Décharges    « Ce n’est pas une avancée ? »

 

Est-il scandaleux que les 7135 collègues directeurs d'écoles à 4 classes, qui étaient totalement exclus du régime des décharges, puissent bénéficier enfin d'une journée hebdomadaire ?
Au SE-UNSA, nous pensons que ce n'est que justice mais il est vrai que c’est aussi notre syndicat qui avait, non sans mal en 1996, obtenu que les directeurs de 5 classes puissent eux aussi avoir du temps qui leur était jusqu'à lors refusé. Lors des négociations, nous avions évidemment exigé plus et pour tous les collègues, car nous sommes demandeurs d'une refonte complète du régime de décharges.
Le ministère n'a pas voulu aller au delà, comme nous le souhaitions. N'ayant pas obtenu tout, il aurait donc mieux valu n'avoir rien ?
Il aurait fallu refuser cette avancée pour les collègues concernés, puisque l’on n’obtenait pas quelque chose pour chaque directeur ? Comment peut-on parler de recul, alors que cela ne retire rien à ceux qui ont déjà quelque chose ?

 

 

« Il n’y a rien pour les autres écoles... »

 

Les mandats du SE-UNSA ne portaient pas uniquement sur les 4 classes, mais c’est une première avancée. Rappelons que nous avons mis 9 ans pour obtenir sur tout le territoire la décharge pour les écoles de 5 classes ! Nous demandions une refonte complète du régime de décharges, avec un régime unique entre maternelles et élémentaires, ce qui aurait fait passer les 9 classes à une demi-décharge.

 

Mais nous savons qu’il ne suffit pas de demander pour obtenir. Nous continuerons donc à nous battre pour faire aboutir nos revendications pour les autres écoles.

 

 

ISS    « C’est l’aumône... »

 

C'est sans doute insuffisant (voir nos revendications catégorielles) et encore loin de ce que nous réclamions, mais ce n'est pas un détail dans un contexte où certains, au gouvernement et dans la majorité, trouvent qu'avoir fait perdre 5 % de pouvoir d'achat aux fonctionnaires est déjà trop faible...

 

Ce sont dix millions d'euros qui sont mis sur la table, à prendre ou à laisser, en sachant pertinemment qu’ils seront au mieux utilisés à d’autres fins et au pire qu’ils passeront en pertes et profits,  si on ne prend pas.

 

Ne vaut-il pas mieux que les 20 % soient dans le portefeuille des directeurs plutôt que de laisser le gouvernement en faire l'économie ?

 

De plus cette augmentation de 20 % de l'indemnité de sujétion spéciale que percevront tous les directeurs d'école s'ajoutera  aux deux augmentations que nous avions obtenues, l'une en 2002 et l'autre en 2003.

 

 

« C’est une bonification indiciaire que nous réclamions... »

 

Nous aussi ! On sait bien à quel point la BI a son importance notamment dans le calcul de la pension mais le Ministère ne s’est pas engagé sur ce terrain.

 

 

EVS    « Nous n’avons pas besoin de quelqu’un pour faire le travail à notre place. »

 

"Le directeur doit pouvoir bénéficier d'une assistance dans l'accomplissement de tâches matérielles et d'accueil, liées au fonctionnement de l'école". C'est la première fois que le ministère de l'Education nationale reconnaît officiellement le principe d'une aide administrative aux directeurs.
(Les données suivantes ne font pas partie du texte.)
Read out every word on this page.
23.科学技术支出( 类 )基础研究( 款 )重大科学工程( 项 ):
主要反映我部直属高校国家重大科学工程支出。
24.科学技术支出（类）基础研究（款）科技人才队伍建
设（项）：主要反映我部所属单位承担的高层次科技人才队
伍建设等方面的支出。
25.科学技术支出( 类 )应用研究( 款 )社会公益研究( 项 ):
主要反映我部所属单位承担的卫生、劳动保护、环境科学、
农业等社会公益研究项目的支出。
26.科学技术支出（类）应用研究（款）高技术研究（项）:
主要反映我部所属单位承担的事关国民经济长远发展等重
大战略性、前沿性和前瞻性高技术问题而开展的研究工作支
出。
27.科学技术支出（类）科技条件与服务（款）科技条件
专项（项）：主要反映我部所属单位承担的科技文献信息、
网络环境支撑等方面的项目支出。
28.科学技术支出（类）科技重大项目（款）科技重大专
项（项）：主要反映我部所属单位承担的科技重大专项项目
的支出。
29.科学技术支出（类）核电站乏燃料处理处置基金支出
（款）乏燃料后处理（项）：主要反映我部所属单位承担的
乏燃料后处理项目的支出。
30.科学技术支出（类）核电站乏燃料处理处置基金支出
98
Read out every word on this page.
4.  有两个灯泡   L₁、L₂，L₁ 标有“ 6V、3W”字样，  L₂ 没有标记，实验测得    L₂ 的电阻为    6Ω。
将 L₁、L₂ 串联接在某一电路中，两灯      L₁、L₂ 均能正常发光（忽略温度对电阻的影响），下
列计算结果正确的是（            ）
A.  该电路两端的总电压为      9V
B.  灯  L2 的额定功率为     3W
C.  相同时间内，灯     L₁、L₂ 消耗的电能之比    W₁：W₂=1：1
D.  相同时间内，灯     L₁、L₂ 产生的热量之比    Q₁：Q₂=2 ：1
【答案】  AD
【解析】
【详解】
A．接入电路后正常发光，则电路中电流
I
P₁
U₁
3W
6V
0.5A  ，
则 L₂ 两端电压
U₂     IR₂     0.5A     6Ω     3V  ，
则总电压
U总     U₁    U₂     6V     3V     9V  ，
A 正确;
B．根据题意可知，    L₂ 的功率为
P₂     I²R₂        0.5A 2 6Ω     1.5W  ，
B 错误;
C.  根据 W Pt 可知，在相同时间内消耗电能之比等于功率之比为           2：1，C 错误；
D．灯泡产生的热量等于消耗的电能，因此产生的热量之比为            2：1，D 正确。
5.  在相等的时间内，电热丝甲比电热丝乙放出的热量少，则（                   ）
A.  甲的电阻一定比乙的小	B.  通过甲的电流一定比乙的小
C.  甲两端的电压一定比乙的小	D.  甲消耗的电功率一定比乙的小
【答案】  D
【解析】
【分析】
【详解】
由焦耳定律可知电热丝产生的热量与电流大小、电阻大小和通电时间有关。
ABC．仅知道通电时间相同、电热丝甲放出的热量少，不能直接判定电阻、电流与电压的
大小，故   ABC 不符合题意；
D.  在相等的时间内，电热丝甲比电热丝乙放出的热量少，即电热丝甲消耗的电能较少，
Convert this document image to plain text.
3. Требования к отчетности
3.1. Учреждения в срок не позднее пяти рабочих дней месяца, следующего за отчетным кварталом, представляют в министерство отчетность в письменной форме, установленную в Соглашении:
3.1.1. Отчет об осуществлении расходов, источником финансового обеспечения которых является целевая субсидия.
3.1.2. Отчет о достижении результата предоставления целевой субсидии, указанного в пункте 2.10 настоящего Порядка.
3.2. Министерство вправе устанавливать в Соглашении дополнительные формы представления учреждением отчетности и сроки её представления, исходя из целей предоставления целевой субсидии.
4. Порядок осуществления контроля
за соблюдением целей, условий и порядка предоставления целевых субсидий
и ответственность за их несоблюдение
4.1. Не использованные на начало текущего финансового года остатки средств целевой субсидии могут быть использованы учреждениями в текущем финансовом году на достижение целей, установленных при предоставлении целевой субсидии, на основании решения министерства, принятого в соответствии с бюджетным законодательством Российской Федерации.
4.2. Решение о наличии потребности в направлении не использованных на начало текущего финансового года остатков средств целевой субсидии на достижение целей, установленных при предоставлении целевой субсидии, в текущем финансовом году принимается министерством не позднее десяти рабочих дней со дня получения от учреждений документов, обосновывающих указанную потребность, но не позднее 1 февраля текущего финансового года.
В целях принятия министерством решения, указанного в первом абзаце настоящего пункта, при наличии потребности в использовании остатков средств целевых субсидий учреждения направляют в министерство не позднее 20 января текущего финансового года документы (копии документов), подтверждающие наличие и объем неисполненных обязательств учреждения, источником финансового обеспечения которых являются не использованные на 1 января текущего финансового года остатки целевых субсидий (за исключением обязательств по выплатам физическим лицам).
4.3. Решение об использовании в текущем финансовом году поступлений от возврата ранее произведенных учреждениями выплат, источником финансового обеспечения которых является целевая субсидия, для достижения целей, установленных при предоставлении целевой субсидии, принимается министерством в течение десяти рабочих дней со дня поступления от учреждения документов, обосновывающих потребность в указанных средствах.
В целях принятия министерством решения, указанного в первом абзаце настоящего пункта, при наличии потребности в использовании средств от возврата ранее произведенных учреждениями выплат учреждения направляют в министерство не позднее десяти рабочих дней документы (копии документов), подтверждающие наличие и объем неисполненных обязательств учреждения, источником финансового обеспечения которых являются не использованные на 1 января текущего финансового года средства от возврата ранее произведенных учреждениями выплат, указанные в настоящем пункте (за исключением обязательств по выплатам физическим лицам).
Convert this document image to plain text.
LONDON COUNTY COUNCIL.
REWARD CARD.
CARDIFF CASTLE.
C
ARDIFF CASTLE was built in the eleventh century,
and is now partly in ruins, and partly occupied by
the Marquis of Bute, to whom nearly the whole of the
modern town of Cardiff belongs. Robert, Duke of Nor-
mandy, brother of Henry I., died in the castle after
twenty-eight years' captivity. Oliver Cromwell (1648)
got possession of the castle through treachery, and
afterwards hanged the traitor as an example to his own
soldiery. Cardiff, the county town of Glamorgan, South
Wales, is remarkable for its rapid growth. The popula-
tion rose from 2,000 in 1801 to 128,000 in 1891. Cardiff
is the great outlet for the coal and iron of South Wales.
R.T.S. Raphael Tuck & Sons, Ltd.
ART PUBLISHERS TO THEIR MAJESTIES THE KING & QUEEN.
Le fait d'avoir obtenu l'inscription de cette phrase peut être considérée par nous comme un point d'appui important pour la suite. Il est clair cependant que les EVS ne sont pas les postes de secrétariat que nous demandons.

 

Assurer le standard téléphonique, gérer des agendas, faire des commandes, réceptionner des livraisons, saisir des listes, prendre des rendez-vous, frapper des courriers, ... : autant de tâches importantes, mais chronophages, alors qu'il s'agit d'un travail de secrétariat administratif que d’autres pourraient faire. Est-il préférable d'en rester à la confusion des genres d'aujourd'hui avec un directeur factotum ?

 

Nos mandats de Congrès précisent la revendication d’heures de secrétariat administratif, pour libérer les directeurs d’un certain nombre de tâches matérielles. Il est important pour nous que les directeurs puissent se recentrer sur l’animation et la coordination pédagogique, ainsi que sur la relation aux familles et aux partenaires extérieurs.

 

« C’est de la précarité, alors que nous sortons du combat contre le CPE. »

 

Les EVS sont effectivement des emplois précaires, ce que le SE-UNSA a dénoncé lors des discussions avec le ministère, et bien avant elles puisque nous les avions critiqués dès leur création l'été dernier, dans le cadre du plan dit Borloo.

 

La décision d'implanter ces 50 000 nouveaux emplois a été prise par le gouvernement pour faire baisser significativement les statistiques du chômage en vue de l'élection présidentielle. Cette décision de recourir plus massivement à l'emploi aidé avait déjà été prise avant l'ouverture des discussions sur la direction d'école et ne dépend donc pas du protocole. Ce dernier stipule "Pour la rentrée 2006, il sera proposé à toutes les écoles le recrutement d'un EVS affecté à ces fonctions". Le terme "il sera proposé" est important et c'est nous qui avons obtenu cette formulation. Cela signifie en clair que, si l’école n'en veut pas, il lui suffira tout simplement de décliner l'offre.

 

 

 

SE UNSA
32 BD LEBAS
59000 LILLE
TEL : 03 20 62 22 80
FAX : 03 20 62 22 79
59@se-unsa.org

 

Il serait fastidieux de reprendre, un par un, les arguments du SE-Unsa et d'en faire la critique. Nous l'avons déjà fait dans nos analyses précédentes (lire nos articles antérieurs). 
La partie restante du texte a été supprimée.